Noda hitam merajalela dari kota sampai ke desa, sebagian bilang istimewa sebagian bilang haram hukumnya. Sekali coba masuk neraka keluarga entah di mana jati diri hilang sirna.

Sekitar pukul 5 pagi Eri terbangun. Bukan untuk shalat subuh pastinya, Eri penganut agama kristen. Ia terbangun karena rasa sakit di sekujur tubuhnya. Badannya terasa pegal-pegal. Matanya berair, hidungnya juga ingusan. Eri coba menahannya namun tetap saja ia gelisah. Rasa sakitnya tidak kunjung hilang. Ia sakaw.

Beberapa jam sebelum sakaw, Eri mengkonsumsi ganja yang ia beli dari bandar seharga seribu rupiah per am—satuan terkecil takaran ganja. Itu tahun 1996, waktu Eri tinggal di kos-kosan biasa yang tak jauh dari SMA Kalam Kudus Medan, sekolah pertama sejak ia tinggal sendiri di Medan. Eri awalnya menetap di Tarutung bersama kedua orang tuanya.

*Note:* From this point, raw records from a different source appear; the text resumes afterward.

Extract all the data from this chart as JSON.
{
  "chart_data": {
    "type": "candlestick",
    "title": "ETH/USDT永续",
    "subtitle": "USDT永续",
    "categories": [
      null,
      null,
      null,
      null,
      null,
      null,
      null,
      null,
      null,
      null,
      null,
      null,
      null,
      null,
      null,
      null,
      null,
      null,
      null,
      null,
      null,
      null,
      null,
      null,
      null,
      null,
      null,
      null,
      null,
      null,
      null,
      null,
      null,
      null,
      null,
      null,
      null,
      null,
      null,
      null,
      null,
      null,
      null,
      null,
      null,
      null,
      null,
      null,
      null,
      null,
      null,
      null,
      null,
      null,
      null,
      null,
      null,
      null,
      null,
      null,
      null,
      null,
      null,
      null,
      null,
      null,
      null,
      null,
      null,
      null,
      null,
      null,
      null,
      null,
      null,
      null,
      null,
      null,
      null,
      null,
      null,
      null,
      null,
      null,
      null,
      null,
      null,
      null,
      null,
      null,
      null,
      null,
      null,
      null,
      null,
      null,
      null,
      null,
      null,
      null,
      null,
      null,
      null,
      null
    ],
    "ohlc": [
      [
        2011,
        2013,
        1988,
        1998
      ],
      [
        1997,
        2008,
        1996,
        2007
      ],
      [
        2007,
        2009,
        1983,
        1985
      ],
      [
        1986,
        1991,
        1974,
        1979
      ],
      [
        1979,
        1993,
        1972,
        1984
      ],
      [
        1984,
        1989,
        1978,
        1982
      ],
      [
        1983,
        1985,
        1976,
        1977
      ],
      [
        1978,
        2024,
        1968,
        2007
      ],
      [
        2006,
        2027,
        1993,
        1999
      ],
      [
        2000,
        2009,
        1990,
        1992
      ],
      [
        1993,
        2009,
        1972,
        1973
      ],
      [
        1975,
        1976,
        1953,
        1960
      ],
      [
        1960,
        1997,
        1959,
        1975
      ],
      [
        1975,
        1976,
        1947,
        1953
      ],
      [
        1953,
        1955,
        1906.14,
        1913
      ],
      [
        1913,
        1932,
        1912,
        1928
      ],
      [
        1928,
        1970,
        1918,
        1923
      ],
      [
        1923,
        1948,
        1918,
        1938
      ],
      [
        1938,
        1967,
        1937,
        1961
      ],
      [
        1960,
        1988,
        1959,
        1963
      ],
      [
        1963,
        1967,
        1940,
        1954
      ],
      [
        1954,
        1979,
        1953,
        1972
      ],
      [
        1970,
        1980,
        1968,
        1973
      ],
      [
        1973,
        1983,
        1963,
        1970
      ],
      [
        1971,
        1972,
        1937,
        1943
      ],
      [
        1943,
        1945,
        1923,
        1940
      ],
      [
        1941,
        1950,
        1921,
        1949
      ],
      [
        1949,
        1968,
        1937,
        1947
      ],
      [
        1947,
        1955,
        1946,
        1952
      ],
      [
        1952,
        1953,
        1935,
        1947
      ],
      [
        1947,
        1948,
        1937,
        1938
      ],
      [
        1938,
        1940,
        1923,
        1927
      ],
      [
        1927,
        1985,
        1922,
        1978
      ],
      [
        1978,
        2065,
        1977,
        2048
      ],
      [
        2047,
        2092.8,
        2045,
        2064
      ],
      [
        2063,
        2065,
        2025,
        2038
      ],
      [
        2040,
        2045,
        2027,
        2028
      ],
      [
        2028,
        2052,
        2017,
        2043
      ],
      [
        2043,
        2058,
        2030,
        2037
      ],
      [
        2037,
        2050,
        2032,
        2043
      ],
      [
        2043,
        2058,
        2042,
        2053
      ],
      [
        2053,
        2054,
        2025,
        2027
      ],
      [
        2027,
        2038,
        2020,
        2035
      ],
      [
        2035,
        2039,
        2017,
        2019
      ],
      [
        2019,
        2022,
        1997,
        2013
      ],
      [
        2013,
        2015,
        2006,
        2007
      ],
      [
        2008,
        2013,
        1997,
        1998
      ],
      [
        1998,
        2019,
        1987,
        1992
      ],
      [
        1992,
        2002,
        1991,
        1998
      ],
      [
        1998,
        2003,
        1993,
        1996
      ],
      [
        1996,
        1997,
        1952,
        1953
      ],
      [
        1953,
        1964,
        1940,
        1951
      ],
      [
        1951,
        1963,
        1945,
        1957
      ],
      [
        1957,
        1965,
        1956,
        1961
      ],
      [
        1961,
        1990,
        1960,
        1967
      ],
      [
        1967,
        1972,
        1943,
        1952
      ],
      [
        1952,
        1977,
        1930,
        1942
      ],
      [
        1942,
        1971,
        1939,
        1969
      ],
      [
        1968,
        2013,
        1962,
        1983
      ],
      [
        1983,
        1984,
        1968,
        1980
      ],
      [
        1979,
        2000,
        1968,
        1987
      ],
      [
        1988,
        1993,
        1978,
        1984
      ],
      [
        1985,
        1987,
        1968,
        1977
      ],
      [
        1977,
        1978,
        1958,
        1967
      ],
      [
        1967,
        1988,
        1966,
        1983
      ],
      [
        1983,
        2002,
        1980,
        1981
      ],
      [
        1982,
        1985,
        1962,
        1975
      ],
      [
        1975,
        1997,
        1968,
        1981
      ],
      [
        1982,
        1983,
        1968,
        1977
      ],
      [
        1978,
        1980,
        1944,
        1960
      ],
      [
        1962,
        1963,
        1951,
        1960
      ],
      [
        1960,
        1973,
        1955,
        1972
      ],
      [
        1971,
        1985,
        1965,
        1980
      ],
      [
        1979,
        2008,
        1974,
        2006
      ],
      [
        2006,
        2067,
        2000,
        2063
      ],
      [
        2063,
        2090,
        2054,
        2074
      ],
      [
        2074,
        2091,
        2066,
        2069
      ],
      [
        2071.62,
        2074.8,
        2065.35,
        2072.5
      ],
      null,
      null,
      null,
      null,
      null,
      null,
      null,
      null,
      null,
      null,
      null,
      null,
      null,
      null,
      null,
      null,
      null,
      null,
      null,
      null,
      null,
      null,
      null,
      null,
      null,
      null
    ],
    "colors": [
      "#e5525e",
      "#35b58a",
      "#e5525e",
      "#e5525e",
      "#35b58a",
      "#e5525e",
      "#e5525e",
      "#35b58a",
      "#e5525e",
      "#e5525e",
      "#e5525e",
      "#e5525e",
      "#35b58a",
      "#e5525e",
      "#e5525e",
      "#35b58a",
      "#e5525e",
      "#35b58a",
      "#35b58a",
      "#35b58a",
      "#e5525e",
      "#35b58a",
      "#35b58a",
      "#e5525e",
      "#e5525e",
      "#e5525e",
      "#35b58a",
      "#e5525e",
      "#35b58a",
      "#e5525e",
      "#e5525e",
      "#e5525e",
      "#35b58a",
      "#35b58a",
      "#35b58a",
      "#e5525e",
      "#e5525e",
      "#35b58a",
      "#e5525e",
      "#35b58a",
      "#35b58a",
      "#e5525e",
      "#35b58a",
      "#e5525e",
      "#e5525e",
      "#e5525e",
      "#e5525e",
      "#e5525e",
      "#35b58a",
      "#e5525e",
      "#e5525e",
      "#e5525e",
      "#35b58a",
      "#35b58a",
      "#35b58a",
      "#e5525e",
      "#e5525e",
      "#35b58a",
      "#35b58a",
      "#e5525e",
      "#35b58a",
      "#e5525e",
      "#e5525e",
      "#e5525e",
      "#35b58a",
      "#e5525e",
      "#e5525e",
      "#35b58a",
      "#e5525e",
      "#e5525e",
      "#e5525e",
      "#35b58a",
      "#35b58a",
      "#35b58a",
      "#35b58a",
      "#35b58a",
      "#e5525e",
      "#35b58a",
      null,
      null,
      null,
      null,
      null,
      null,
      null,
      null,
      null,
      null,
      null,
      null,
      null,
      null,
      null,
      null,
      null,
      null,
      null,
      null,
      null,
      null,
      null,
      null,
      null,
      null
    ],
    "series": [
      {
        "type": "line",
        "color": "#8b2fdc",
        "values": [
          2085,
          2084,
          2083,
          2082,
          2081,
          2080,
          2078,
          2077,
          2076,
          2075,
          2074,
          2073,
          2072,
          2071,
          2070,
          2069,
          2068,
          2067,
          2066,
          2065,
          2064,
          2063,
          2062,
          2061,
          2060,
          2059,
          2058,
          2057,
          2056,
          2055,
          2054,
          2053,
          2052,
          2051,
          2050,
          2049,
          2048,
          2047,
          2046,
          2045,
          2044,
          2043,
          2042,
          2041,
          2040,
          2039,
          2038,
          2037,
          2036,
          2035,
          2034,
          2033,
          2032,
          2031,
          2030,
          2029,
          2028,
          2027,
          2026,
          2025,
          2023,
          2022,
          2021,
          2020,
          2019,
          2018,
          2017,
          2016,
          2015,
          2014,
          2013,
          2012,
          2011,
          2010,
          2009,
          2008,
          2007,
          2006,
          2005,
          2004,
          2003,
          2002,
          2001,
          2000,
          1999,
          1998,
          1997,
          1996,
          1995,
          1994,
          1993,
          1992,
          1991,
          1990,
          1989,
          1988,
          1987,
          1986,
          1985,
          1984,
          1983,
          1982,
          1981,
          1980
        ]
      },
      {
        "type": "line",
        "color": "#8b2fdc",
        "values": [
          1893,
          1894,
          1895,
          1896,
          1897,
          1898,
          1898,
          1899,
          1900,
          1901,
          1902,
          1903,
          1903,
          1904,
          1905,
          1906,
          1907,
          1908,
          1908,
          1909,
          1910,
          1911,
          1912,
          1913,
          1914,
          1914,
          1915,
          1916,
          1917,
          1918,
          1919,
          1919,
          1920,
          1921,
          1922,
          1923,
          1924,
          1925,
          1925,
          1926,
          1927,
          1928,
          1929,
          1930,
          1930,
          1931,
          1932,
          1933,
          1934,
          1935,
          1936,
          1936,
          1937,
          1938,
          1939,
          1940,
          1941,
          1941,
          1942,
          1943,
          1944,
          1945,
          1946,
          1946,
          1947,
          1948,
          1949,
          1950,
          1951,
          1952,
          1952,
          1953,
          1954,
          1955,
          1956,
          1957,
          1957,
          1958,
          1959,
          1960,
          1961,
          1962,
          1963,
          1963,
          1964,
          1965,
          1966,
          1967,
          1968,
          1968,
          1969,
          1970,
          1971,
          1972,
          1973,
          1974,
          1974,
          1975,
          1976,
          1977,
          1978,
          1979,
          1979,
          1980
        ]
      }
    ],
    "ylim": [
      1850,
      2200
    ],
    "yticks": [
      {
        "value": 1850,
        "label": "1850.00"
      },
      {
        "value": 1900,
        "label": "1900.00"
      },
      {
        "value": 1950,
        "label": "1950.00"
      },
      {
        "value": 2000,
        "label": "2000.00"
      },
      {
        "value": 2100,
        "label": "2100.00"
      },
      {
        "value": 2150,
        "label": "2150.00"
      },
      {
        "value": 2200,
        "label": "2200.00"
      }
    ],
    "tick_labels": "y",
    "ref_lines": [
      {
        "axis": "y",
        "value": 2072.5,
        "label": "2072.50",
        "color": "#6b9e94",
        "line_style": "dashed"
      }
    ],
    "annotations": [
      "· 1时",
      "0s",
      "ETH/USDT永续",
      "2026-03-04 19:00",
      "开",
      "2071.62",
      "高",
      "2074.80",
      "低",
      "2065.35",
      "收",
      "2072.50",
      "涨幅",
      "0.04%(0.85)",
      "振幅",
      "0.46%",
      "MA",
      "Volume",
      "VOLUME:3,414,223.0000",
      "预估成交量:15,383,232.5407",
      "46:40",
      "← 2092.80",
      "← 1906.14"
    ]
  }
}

Eri lantas bangun untuk mencari ‘barang’ lagi demi menghilangkan rasa sakit di sekujur tubuhnya. Ia tak berani mandi. “Orang sakaw itu takut sama air, rasanya dingin kali kalo nyentuh air sampek badan pun mau beku,” terangnya. Ia pergi meninggalkan kamar kos dengan pakaian seadanya. Badannya tetap gelisah, kedinginan. Eri menguap. Sekali. Dua kali. Hingga berkali-kali, padahal ia tak merasakan kantuk.